Well hello again. Let me start by explaining why I have been MIA for a while now. The past 6-12 months have been an absolute whirlwind. I have experienced a rollercoaster of emotions in one year that has at times been emotionally draining and exhausting. From the highest of high moments to the lowest of lows, the most intense I have experienced in my entire life.
Initially part of the reason I started this blog around 8 months ago was to help not only myself continue the lifestyle of healthy eating but also bring awareness to others and in particular a very close sick family member that had been given a fatal diagnosis. He asked me for some help in ways of better eating and a forum in which he could follow. The journey for him was most unpleasant leaving him ill majority of the time, his appetite suppressed from treatments and the pain unbearable. Before long he couldn’t digest food which left me with a feeling of helplessness. I continued to share, post, blog to keep my mind focused off what life had thrown at our family and also held onto a small array of hope in that miracle would happen. Deep down I knew it may have been too late.
The path in changing to a healthier lifestyle can at times be challenging in todays society. All around us we have media, large food companies, hidden chemical and GMO (genetically modified) foods enticing us and filling our shelves painted in a picture we all absorb with out any further thought.
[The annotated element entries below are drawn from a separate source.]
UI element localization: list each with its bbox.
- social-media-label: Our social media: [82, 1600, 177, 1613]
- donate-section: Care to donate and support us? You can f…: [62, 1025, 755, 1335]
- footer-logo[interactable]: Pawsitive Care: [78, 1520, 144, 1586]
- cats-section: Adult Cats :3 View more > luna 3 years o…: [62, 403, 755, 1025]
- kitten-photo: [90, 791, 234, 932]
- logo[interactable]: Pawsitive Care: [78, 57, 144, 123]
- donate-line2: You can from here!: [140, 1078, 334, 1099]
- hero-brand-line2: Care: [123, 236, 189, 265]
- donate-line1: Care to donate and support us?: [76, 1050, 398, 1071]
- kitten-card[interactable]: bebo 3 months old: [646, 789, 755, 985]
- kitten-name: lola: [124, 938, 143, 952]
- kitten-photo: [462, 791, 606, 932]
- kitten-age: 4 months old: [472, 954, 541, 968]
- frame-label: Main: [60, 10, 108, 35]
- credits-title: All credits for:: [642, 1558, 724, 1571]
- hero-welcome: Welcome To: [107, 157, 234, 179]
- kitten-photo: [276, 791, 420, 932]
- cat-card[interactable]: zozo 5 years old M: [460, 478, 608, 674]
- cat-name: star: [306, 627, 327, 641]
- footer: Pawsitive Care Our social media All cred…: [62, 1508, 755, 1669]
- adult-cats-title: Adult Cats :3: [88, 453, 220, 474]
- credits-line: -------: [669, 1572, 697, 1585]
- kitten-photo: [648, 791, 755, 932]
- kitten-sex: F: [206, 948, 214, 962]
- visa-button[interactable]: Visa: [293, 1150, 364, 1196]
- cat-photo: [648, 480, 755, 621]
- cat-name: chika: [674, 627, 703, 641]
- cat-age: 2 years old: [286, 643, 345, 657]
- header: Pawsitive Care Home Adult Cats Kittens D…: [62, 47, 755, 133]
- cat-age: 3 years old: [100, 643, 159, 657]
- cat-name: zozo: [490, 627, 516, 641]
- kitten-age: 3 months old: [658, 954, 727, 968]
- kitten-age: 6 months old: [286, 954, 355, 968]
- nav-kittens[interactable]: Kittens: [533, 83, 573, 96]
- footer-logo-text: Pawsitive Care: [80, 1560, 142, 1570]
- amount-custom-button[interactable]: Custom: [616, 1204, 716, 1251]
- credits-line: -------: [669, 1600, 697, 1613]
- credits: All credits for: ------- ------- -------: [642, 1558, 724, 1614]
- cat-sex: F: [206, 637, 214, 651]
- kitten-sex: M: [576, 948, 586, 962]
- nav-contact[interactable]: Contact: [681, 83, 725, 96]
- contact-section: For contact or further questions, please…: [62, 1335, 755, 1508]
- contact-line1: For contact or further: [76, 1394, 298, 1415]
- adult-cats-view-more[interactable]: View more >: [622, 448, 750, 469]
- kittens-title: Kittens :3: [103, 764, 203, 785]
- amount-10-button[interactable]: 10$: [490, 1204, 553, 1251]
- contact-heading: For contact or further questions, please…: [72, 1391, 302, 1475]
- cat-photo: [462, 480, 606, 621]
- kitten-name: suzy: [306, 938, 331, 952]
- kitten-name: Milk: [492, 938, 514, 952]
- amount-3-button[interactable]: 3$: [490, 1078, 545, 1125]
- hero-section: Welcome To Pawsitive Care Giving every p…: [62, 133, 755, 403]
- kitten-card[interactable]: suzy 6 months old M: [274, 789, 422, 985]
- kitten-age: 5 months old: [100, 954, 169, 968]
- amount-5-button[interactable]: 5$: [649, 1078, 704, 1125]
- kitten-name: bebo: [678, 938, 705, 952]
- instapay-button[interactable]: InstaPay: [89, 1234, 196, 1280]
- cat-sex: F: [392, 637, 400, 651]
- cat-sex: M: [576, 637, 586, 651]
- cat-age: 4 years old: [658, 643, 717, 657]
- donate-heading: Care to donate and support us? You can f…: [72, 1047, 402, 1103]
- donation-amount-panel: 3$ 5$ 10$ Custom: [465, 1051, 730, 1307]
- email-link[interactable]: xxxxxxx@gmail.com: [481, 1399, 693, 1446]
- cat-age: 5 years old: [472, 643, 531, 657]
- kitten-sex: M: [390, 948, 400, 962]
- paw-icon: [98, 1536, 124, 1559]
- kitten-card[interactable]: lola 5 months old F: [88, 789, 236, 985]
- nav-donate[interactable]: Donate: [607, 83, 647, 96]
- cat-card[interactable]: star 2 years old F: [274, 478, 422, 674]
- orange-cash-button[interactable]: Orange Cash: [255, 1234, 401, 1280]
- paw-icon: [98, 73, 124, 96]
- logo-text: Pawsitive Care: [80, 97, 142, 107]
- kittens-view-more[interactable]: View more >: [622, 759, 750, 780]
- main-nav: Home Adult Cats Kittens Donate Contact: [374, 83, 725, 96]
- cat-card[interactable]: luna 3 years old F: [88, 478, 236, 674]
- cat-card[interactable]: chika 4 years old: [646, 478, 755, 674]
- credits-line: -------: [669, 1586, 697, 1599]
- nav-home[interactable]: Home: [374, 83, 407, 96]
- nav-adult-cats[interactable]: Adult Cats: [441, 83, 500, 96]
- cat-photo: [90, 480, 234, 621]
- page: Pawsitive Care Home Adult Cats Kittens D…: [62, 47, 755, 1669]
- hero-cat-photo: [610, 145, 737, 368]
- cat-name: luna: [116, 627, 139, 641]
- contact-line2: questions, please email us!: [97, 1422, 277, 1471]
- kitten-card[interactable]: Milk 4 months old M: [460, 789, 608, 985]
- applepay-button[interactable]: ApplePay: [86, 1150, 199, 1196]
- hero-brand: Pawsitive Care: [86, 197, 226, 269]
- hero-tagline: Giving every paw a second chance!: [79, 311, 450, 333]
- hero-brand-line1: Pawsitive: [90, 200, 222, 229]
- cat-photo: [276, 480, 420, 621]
And many of us are unaware to what’s being put into our foods. It is not until our health is compromised that we tend to look into it further and discover what’s making us all ill. Or the sickness of loved ones in desperation of a cure. I am not unfamiliar to this my mother and grandmother went through smilier health issues which kicked off the food and lifestyle change a few years ago.
I have taken the past couple months following my uncles passing to focus on myself, my kids and to just BREATHE. It left me devastated, empty, heartbroken and seeking reason. How did this happen? Why so young? Why to a man with a young family? Though we will never know the answers to such deep and pending questions the grieving process can take over resulting in emotional discovery and can take much needed time. You just have to embrace it and trust in the process. I have felt immense sadness also anger and slowly acceptance that this has actually happened and I couldn’t do anything to change the outcome. It was already out of my control, out of anyones.
I lost motivation for a while to continue this project but slowly I will regain the perseverance and joy it brings me to share my food, recipes, and from time to time advice on how to live a well balanced life. One thing I have learnt from this painfully heartbreaking experience is to never take life for granted, we tend to hear this often but it can not be more true. Take time out and not worry what other people will think of you, your needs are more important. And finally take those small little moments the hugs and smiles, the time to talk and communicate, take those feelings and treasure them as you never know when small little moments will become everlasting memories.